Witnessing History as a First Grader

By: Neil Mufson
Mr. Mufson recounts being a fly on the wall during a turning point in history.
It was 55 years ago last week that one of my most powerful elementary school memories was formed. I was a first grader in Miss Bisbee’s class. It was a Friday afternoon.
 
I have written about Miss Bisbee before since she was quite memorable to begin with and loomed heavily amongst the fears of us first graders. Out of another era, she was scary and huge. She sported squat ankle-height shoes with heavy square heels, a permanent hairnet, and capacious dresses that fell to her shins. These were the days before educators devoted much time to how their students felt about things. Parents would never deign to complain about how a teacher acted. If there were any misbehavior, it was inarguably the child’s fault.
 
Miss Bisbee frequently yelled at us. Regularly she pinched us or stepped on our toes when we misbehaved. If we were being too “boisterous,” as she put it, she would have us stand against the wall and lean her weight into us. We were terrified when she would write “Naughty” on the blackboard, because if your name then got chalked onto the list below the dreaded word, you had to stay in from recess with her. Who knew what would happen then?
 
If you were particularly unlucky, you would be selected to guard the door to the child-sized bathroom in the back of our classroom while Miss Bisbee inexplicably favored those facilities rather than those dedicated to the faculty. While we all knew this could happen at any time, I believe it was largely the unpredictability of being plucked from reading group and being assigned to this noisy and doleful duty that kept our anxieties high.
 
But in the early afternoon of Friday, November 22, 1963, Miss Bisbee revealed a different side of herself that left us stunned. We had already had lunch and were working in our reading groups when the shrill BUZZ of our classroom phone screeched. Her heels clicking stolidly along the linoleum, Miss Bisbee walked with alacrity to the handset adhered to the wall between the coat rack at the front of room and the restroom. What caught our attention was her tone and these words: “What? The President of the United States?
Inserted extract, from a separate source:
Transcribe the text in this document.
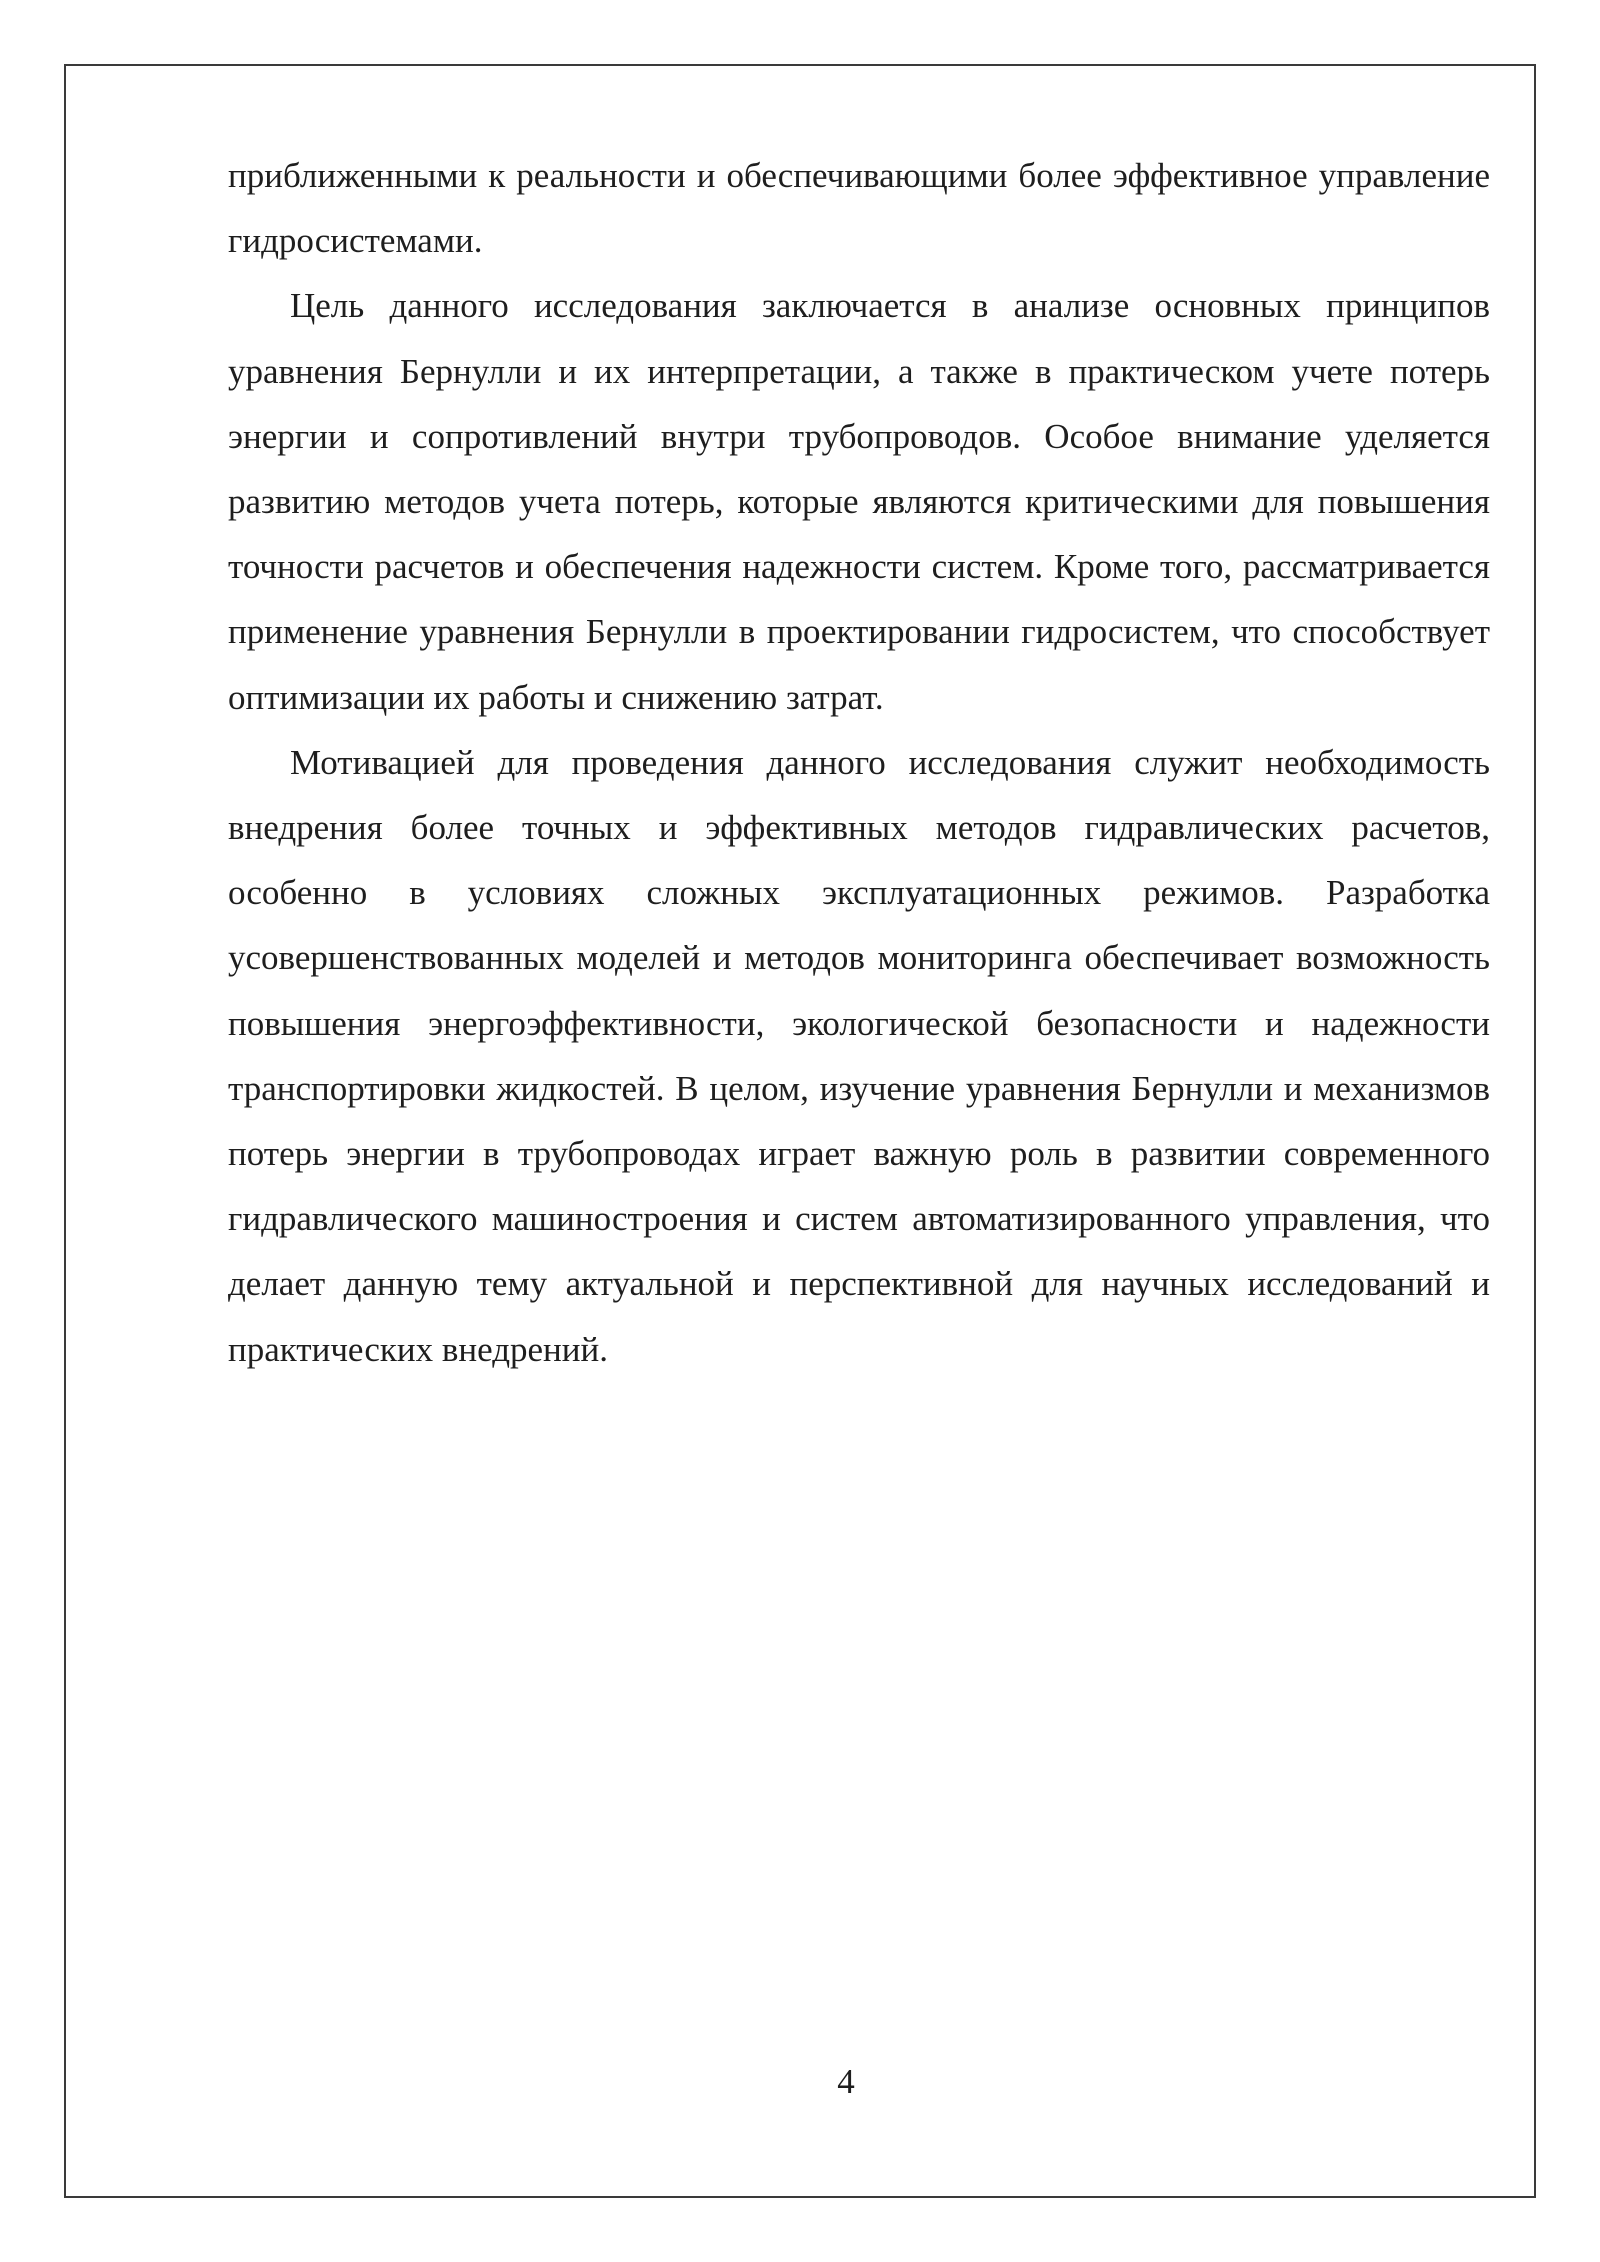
приближенными к реальности и обеспечивающими более эффективное управление гидросистемами.

Цель данного исследования заключается в анализе основных принципов уравнения Бернулли и их интерпретации, а также в практическом учете потерь энергии и сопротивлений внутри трубопроводов. Особое внимание уделяется развитию методов учета потерь, которые являются критическими для повышения точности расчетов и обеспечения надежности систем. Кроме того, рассматривается применение уравнения Бернулли в проектировании гидросистем, что способствует оптимизации их работы и снижению затрат.

Мотивацией для проведения данного исследования служит необходимость внедрения более точных и эффективных методов гидравлических расчетов, особенно в условиях сложных эксплуатационных режимов. Разработка усовершенствованных моделей и методов мониторинга обеспечивает возможность повышения энергоэффективности, экологической безопасности и надежности транспортировки жидкостей. В целом, изучение уравнения Бернулли и механизмов потерь энергии в трубопроводах играет важную роль в развитии современного гидравлического машиностроения и систем автоматизированного управления, что делает данную тему актуальной и перспективной для научных исследований и практических внедрений.

4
That can’t be my Jack.” And then she burst into tears; dropped the phone so that its cord bounced off the floor; and she ran from the room.
 
Used to a disciplined, orderly, and predictable if not macabre routine, we first graders were left alone. We looked up from our “Dick & Jane” readers with wide open eyes and stared around the room at our friends, searching for what all this meant. No one dared talk or move. We sat that way for what seemed like hours, but it was probably within a few minutes that Mr. Normandy, our principal, rushed into our classroom and told us that Miss Bisbee had heard some very bad news and that he would be staying with us until we were sent home early that day. I barely remember seeing Mr. Normandy, the man we called “Uncle Joe,” anywhere in the school, much less our classroom, so we sensed something big was afoot.
 
By Monday, we all returned to our classroom, Miss Bisbee included. I remember that weekend watching on live tv as Jack Ruby stepped out of the crowd to shoot Lee Harvey Oswald. From what I recall, nothing was ever said in school to us kids about any of these events. But by the next fall Miss Bisbee was relieved of her teaching duties and was put in charge of the school supply closet. Then even the joy of being sent into the hallways on an errand by your teacher took on a doleful cast.